DADI images can be constructed in two modes: appending files and random sparse files. Read – only layer, each read – only can be in accordance with different types of size, each layer query interval, very fast. The writable layer consists of storing Raw Data and storing Index, which is organized by append only.

3, ZFile compression format

Standard compressed file formats, such as GZ, BZ2, and XZ, cannot efficiently perform random read and write operations. No matter which part of the compressed file is read, it needs to decompress from the header. In order to support layer blob compression and remote image on-demand reading, DADI introduces ZFile compression format. The ZFile compression format is shown in the following figure. It compresses data blocks of a fixed size and decompresses only the read data blocks. It supports a variety of effective compression algorithms, including LZ4, ZSTD, and Gzip.

4. Prefetch based on Trace

Only the location is remembered, not the data itself. When cold startup is applied, if there is trace record, DADI will pre-fetch the data to the local based on trace in advance, which adopts high concurrent read and is more efficient. Trace is stored in the image as a special layer for acceleration, invisible to the user, and can accommodate other acceleration files in the future.

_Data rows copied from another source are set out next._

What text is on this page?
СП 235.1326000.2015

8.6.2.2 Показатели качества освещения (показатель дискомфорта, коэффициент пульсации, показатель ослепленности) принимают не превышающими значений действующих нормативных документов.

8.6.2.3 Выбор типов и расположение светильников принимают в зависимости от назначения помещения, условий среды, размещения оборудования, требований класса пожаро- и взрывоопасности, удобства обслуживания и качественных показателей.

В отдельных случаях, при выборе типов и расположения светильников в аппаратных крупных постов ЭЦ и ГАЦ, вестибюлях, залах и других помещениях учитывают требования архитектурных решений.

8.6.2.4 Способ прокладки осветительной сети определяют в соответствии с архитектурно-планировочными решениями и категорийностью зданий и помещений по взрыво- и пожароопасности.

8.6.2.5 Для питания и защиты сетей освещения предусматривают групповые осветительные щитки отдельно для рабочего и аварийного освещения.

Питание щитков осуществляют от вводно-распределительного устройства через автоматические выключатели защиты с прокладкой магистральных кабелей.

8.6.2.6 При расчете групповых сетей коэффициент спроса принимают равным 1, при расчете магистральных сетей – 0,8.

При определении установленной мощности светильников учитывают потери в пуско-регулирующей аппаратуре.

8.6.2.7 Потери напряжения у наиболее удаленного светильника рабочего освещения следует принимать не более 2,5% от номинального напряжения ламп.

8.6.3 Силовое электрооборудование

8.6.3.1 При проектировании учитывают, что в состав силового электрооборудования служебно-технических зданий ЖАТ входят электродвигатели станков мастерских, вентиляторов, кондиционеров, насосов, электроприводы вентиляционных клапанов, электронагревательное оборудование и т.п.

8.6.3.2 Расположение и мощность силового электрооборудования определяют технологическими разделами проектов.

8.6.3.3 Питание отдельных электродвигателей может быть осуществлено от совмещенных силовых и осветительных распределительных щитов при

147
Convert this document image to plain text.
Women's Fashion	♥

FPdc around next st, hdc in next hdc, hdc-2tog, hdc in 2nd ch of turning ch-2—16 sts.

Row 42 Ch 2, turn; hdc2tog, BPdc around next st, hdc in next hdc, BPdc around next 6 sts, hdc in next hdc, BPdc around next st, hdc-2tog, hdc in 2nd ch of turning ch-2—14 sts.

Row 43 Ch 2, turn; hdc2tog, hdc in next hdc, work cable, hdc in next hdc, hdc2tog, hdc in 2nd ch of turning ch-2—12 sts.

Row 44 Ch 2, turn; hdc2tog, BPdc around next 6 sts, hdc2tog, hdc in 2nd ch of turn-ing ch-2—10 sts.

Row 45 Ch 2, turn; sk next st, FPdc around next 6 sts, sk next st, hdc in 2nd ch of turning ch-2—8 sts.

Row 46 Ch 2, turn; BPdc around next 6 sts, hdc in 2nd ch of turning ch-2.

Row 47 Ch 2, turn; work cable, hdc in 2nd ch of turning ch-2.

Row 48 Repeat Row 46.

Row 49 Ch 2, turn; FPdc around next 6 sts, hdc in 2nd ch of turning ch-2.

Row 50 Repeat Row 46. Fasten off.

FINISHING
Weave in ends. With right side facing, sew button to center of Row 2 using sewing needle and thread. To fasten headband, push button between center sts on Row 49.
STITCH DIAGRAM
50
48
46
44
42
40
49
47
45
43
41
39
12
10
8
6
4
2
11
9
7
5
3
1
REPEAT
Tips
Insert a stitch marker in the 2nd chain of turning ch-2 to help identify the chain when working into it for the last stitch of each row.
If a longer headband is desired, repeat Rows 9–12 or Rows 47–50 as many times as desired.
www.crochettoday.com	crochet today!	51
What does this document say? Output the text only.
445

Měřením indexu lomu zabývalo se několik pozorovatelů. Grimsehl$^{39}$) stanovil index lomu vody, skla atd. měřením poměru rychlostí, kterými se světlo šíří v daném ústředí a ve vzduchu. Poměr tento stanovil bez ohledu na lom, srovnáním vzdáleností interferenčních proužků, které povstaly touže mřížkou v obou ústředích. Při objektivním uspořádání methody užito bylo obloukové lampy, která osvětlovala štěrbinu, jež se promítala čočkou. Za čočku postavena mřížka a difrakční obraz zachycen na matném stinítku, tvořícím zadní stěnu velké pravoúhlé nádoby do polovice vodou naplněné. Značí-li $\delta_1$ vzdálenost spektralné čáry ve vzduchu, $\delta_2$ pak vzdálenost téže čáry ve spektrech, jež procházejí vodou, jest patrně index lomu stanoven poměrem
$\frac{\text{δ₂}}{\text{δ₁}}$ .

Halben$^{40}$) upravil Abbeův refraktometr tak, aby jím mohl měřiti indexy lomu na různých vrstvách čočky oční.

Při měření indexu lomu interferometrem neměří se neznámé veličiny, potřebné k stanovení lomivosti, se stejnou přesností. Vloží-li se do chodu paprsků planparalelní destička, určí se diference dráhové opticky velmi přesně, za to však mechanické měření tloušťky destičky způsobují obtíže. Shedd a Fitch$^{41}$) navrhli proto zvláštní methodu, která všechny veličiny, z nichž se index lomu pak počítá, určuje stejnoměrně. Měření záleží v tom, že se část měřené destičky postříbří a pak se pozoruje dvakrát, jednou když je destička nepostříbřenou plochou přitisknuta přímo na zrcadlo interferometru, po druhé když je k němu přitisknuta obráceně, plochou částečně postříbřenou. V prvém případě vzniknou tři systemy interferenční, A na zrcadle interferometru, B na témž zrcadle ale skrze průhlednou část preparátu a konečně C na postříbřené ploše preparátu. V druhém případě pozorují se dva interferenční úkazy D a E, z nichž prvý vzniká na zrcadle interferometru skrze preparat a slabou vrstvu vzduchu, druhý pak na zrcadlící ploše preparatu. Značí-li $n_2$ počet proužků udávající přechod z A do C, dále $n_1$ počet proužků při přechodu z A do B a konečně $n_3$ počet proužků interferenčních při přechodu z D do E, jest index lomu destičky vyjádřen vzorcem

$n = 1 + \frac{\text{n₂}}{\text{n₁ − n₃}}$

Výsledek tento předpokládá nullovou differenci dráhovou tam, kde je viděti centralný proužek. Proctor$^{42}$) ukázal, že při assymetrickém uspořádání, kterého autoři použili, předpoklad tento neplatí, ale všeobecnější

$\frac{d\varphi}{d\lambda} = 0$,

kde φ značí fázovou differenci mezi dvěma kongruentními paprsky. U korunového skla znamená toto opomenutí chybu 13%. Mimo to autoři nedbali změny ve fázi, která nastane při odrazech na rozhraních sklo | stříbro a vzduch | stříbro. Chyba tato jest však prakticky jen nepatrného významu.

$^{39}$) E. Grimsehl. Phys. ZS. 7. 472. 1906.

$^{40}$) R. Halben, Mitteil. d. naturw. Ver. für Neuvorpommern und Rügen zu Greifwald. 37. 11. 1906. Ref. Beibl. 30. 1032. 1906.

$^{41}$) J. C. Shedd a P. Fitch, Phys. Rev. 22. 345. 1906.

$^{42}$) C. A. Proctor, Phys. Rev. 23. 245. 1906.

The green part of the figure below shows the acceleration layer, holds trace files, and other files.

5, P2P transmission on demand

In our production environment, there are several critical applications that have been deployed on thousands of servers and contain up to gigabytes of layers, and the deployment of these applications puts a significant strain on Registry and the network infrastructure. To better handle such large applications, DADI caches recently used data blocks on the local disk of each host and transfers data between hosts in P2P mode.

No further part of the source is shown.